Who said this week that “banking has been given a huge wake-up call and we are determined to play our part in restoring its reputation and thereby regaining society’s trust”?
Was it A) the City regulator, B) George Osborne, or C) the chairman of one of the big banks?
The answer, of course, is C. HSBC’s chairman, Douglas Flint, made the comment while revealing a rise in the number of people at the bank pocketing £1 million-plus bonuses.
After a year in which the bank was fined a record £1.2 billion for money laundering, set another several million aside to cover PPI mis-selling and delivered reduced profits, it has given more than 200 people £1m bonuses and paid its chief executive £7.4m.
If you’re going to claim that you recognise how badly the industry’s reputation has been tarnished, your part in restoring will be undermined if you keep rewarding failure. Scotsman Flint is clearly on the same wavelength as the Chancellor, who stands alone in Europe in his opposition to the proposed bonus cap.
So what happened to last year’s backlash against excess remuneration, dubbed the “shareholder spring”? During the 2012 results season Citigroup, UBS, Barclays and Aviva were among the firms to experience rare dissent when the time came for a vote on their pay awards. Big shareholders such as Legal & General, Standard Life and Invesco all refused to support pay plans at various firms.
Perhaps the shareholder spring was heralded prematurely. Indeed, a KPMG report found that shareholder opposition to pay proposals was actually down last year, compared with 2011. It predicted that 2013 would bring more concerted opposition to executive pay, but the early signs are less than promising.
If you find that frustrating, remember that the humble pension investor does have a say. If you’re a member of a pension fund it’s your money that the big institutional shareholders are investing.
The National Association Of Pension Funds (NAPF), is making the right noises, setting out remuneration policy guidelines that include a cap on executive pay hikes. Yet public anger at excessive boardroom pay is a long way from being effectively harnessed, despite the billions of pounds of pension savers’ money invested by institutional shareholders.
Groups such as Fairpensions, a responsible investment charity, are trying to enable the voice of the consumer to be heard. Last year it launched a “your say on pay” email tool (www.fairpensions.org.uk/highpay) giving people the make their views on remuneration known to their pension fund or individual savings account provider.
There’s also the option of taking an active approach to investing, by sticking to pension funds with ethical and/or socially responsible criteria. A growing number of funds managers publish their voting records.

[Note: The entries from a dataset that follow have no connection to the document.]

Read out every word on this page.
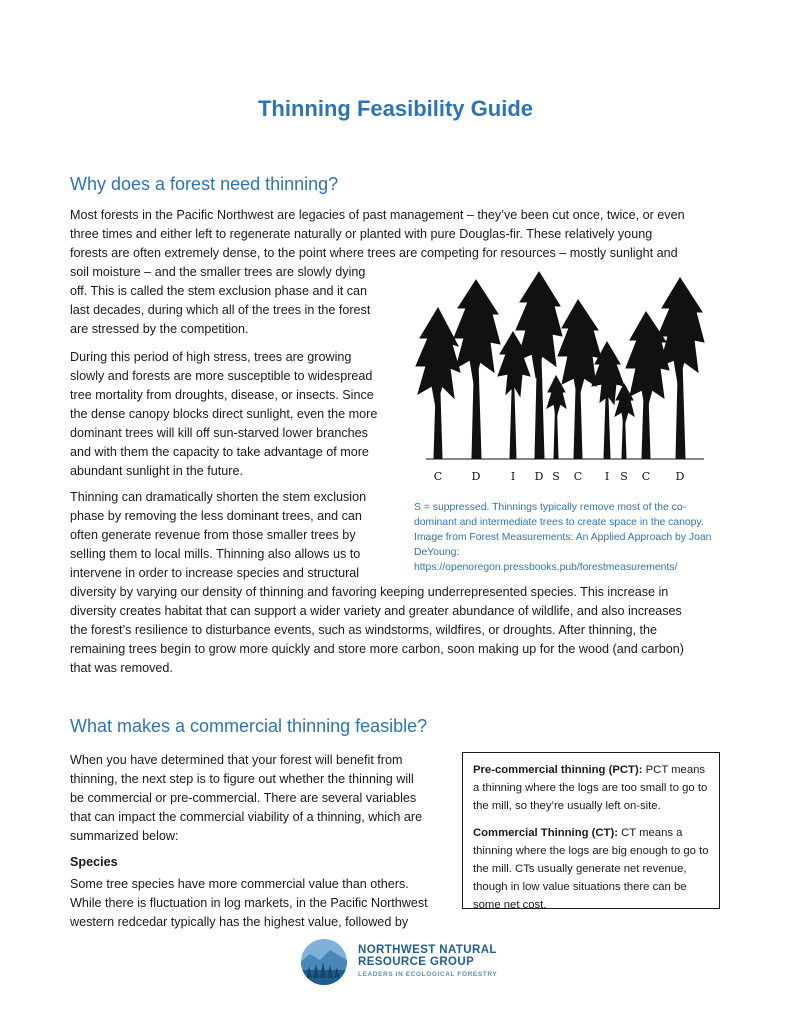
Thinning Feasibility Guide
Why does a forest need thinning?
Most forests in the Pacific Northwest are legacies of past management – they’ve been cut once, twice, or even
three times and either left to regenerate naturally or planted with pure Douglas-fir. These relatively young
forests are often extremely dense, to the point where trees are competing for resources – mostly sunlight and
soil moisture – and the smaller trees are slowly dying
off. This is called the stem exclusion phase and it can
last decades, during which all of the trees in the forest
are stressed by the competition.
During this period of high stress, trees are growing
slowly and forests are more susceptible to widespread
tree mortality from droughts, disease, or insects. Since
the dense canopy blocks direct sunlight, even the more
dominant trees will kill off sun-starved lower branches
and with them the capacity to take advantage of more
abundant sunlight in the future.
Thinning can dramatically shorten the stem exclusion
phase by removing the less dominant trees, and can
often generate revenue from those smaller trees by
selling them to local mills. Thinning also allows us to
intervene in order to increase species and structural
diversity by varying our density of thinning and favoring keeping underrepresented species. This increase in
diversity creates habitat that can support a wider variety and greater abundance of wildlife, and also increases
the forest’s resilience to disturbance events, such as windstorms, wildfires, or droughts. After thinning, the
remaining trees begin to grow more quickly and store more carbon, soon making up for the wood (and carbon)
that was removed.
C	D	I D S C I S C D

S = suppressed. Thinnings typically remove most of the co-dominant and intermediate trees to create space in the canopy. Image from Forest Measurements: An Applied Approach by Joan DeYoung: https://openoregon.pressbooks.pub/forestmeasurements/

What makes a commercial thinning feasible?
When you have determined that your forest will benefit from
thinning, the next step is to figure out whether the thinning will
be commercial or pre-commercial. There are several variables
that can impact the commercial viability of a thinning, which are
summarized below:

Species

Some tree species have more commercial value than others.
While there is fluctuation in log markets, in the Pacific Northwest
western redcedar typically has the highest value, followed by

Pre-commercial thinning (PCT): PCT means a thinning where the logs are too small to go to the mill, so they’re usually left on-site.

Commercial Thinning (CT): CT means a thinning where the logs are big enough to go to the mill. CTs usually generate net revenue, though in low value situations there can be some net cost.

NORTHWEST NATURAL
RESOURCE GROUP
LEADERS IN ECOLOGICAL FORESTRY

It’s not much, but encouragement can be taken from the increasingly vocal stance of the NAPF, which represents 1,300 pension funds worth some £900bn. The trade body – which held its annual investment conference in Edinburgh this week – warned FTSE 350 firms that its members would “push back on executives who compare themselves with others to try to justify pay rises”.
In recent years it has been too timid when it comes to bonuses and reflecting the concerns of individual pension investors, but it has the clout to make a real difference to the bonus culture in the UK Plc.
Several hundreds of thousand with-profits policyholders will have taken a particular interest in Standard Life’s results this week. Shareholders in the Edinburgh-based group are getting a dividend windfall after it posted better-than-expected profits, with a special dividend being paid on top of the regular payout.
Many of Standard Life’s 1.4 million with-profits investors may feel somewhat aggrieved. Because while its with-profits fund grew 8 per cent last year, around 600,000 policyholders had their bonuses slashed again, while almost all of the insurer’s with-profits endowments policyholders face shortfalls.
With-profits payouts have been declining for several years and Standard Life policyholders are far from alone in being perplexed at seeing bonuses cut regardless of underlying fund performance.
The whole model of with-profits is based on returns being held back in the good years to support payouts in the fallow periods. It has never been transparent, but while policyholders were reaping generous rewards – and indeed, some still are – it didn’t seem to matter.
Transparency is the name of the game these days, however, from adviser charging to complaints data. Rightly or wrongly, the increased dividends going to shareholders will have left many Standard Life with-profits investors feeling a little cheated.